Dopo uno specifico articolo e altri pubblicati, che intendono fare il punto sul presente e il futuro dell’Arte italiana e del Sistema connesso, contribendo all’individuazione di soluzioni a una crisi profonda dell’intera filiera dell’apparato afferente, e più in generale di quello culturale tutto, sono stati sollecitati alcuni operatori di settore a partecipare a questa sorta di indagine sia attraverso una serie di domande, sia liberi di inviare un proprio approfondimento in merito.
Dopo il contributo, già pubblicato, di Donato Di Pelino, ecco, di seguito, quello di Livia Cannella alla quale abbiamo posto alcune domande-campione, da considerarsi uno spunto per più ampie e personali valutazioni.

Sei a conoscenza dell’esistenza del piano Churchill-Roosevelt, che dal 1943 ha modificato gli assetti culturali e dell’arte europei, che si è palesemente rivelato nella famosa Biennale del 1964 e che ancora oggi vede impostato su quelle tassative imposizioni tutto il Sistema dell’Arte?

Non ero a conoscenza delle ricadute dirette del piano Churchill-Roosvelt sugli assetti culturali europei, ma non si fa fatica ad accorgersi di quanto questo sia accaduto e continui ad accadere da allora; un fenomeno costante e reiterato, a cui si è sommato nel tempo quello di una più universale globalizzazione dei processi, con evidenti dominanze consolidate. In tal senso la ricchezza e la differenziazione che aveva caratterizzato la vastità dell’espressione culturale ha finito per appiattirsi su riferimenti e tensioni omogeneizzanti, sottraendo ricchezza e spazio operativo a una moltitudine di forme espressive e realtà culturali locali.

Trovo questo fattore agente su vari piani, sia sull’impronta della produzione, sia sulla scala operativa.

Credi sia vero che l’autorevolezza storica dell’arte contemporanea italiana sia “ridotta a zero”, come sostiene, in una nostra pubblicazione, anche Massimo Cacciari? Se condividi, perché, secondo te?

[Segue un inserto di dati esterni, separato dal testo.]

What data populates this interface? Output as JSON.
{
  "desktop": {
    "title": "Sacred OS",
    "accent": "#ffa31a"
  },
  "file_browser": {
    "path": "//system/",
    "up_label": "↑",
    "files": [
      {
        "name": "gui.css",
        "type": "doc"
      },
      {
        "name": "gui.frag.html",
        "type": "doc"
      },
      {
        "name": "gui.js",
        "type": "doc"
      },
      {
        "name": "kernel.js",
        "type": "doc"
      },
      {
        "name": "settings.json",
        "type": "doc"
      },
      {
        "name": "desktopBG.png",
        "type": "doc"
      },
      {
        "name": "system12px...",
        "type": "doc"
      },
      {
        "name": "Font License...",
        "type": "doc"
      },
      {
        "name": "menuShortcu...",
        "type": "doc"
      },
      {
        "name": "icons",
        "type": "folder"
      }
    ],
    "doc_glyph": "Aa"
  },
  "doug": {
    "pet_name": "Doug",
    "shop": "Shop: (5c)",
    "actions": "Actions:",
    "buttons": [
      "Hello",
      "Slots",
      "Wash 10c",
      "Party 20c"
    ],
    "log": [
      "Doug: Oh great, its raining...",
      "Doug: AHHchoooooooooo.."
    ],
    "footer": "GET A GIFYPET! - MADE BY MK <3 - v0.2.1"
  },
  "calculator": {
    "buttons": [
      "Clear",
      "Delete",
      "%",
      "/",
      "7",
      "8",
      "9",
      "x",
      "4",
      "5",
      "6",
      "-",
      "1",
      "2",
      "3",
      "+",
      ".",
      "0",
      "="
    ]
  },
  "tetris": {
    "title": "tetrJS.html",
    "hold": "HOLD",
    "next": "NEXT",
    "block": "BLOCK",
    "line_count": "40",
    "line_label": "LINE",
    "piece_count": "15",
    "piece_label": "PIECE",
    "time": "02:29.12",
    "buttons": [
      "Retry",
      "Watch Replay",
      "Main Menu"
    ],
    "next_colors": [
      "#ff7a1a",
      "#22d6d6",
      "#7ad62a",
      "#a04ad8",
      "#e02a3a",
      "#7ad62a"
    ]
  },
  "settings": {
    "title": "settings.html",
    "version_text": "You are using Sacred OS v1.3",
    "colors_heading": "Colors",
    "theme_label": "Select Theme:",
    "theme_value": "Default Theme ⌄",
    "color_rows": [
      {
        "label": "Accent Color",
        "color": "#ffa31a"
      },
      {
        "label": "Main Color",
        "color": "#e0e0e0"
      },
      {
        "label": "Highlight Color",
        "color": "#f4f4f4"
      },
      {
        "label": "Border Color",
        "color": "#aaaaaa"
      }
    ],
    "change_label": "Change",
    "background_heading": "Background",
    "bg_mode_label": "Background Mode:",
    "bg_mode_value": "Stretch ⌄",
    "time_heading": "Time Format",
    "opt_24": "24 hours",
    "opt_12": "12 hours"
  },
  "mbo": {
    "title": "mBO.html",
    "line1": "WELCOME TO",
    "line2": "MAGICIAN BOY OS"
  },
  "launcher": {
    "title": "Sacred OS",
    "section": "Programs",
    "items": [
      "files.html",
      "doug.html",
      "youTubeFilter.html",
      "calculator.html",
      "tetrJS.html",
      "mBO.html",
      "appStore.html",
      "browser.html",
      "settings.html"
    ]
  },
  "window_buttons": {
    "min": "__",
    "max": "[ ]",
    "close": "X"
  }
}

Non credo che sia ridotta a zero l’autorevolezza dell’arte contemporanea, probabilmente la sua rappresentatività, ciò che si promuove e come si promuove probabilmente non sono identificativi della reale consistenza, ma di ciò che si pensa possa in qualche modo competere con l’internazionalità (vendibilità?) dell’espressione artistica, rischiando di spostare l’asse delle attenzioni più sulla competizione di mercato a pari condizioni che sulle specificità di linguaggio e produzione culturale.

Per ritrovare certa autorevolezza bisognerebbe forse esplorare territori più minuti e interstiziali, e meno avvezzi agli onori della visibilità.

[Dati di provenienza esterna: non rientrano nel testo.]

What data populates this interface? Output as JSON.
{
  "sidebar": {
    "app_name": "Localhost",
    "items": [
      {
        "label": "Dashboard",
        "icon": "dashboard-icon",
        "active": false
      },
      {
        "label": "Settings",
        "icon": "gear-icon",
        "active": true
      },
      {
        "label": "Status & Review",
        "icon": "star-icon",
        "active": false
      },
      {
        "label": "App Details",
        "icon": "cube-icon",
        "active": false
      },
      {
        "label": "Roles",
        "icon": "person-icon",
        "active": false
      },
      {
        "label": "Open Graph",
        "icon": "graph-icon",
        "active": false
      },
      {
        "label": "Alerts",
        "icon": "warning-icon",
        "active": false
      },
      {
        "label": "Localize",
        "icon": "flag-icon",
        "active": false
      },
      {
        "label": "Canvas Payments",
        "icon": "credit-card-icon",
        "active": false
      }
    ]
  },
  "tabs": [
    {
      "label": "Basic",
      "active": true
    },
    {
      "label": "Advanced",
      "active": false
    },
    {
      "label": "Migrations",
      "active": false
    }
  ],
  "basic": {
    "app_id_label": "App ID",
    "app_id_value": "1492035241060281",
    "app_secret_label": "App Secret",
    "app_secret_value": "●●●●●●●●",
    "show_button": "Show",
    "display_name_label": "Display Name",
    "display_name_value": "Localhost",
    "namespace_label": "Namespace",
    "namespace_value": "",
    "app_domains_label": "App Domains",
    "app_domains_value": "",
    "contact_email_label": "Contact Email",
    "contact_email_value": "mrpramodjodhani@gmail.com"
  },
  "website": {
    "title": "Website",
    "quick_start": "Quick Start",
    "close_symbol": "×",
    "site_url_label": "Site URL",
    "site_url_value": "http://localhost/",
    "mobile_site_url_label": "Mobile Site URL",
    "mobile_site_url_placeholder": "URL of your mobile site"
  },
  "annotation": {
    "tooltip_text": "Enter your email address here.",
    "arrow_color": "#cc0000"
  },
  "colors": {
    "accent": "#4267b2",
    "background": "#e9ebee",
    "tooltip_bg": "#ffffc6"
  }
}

Ritieni fondamentale avviare un’opera sistematica di decolonizzazione culturale come il primo passo per la riconquista di un ruolo guida nell’arte da parte dell’Italia e quindi delle istituzioni e professionalità di settore? E se sì, perché? Come procedere per modificare questo stato delle cose?

Che si voglia definire decolonizzazione o meno, è certamente importante che l’espressione artistica sia connaturata alla sua radice culturale, che ne sia rappresentativa e ne conservi l’originalità e la trasmissibilità. E’ fondamentale che le sia consentito uno spazio di azione e di consistenza in grado sostenersi e riprodursi con continuità e metodo.

Personalmente individuo nel legame con lo spazio uno dei fattori centrali della ragion d’essere dell’arte. Occupandomi sostanzialmente della dimensione pubblica dell’espressione culturale/artistica, identifico nel legame con lo spazio collettivo uno dei fattori centrali dell’identità dell’arte e del suo radicamento culturale, e per questo capace di rigenerare di continuo la sua originalità.

In quest’ottica, consideri necessaria una radicale riorganizzazione del nostro Sistema dell’Arte secondo gli interessi geopolitici italiani – pur se, ovviamente, con una visione non localistica nè protezionistica –, e se sì, quali modifiche proporresti?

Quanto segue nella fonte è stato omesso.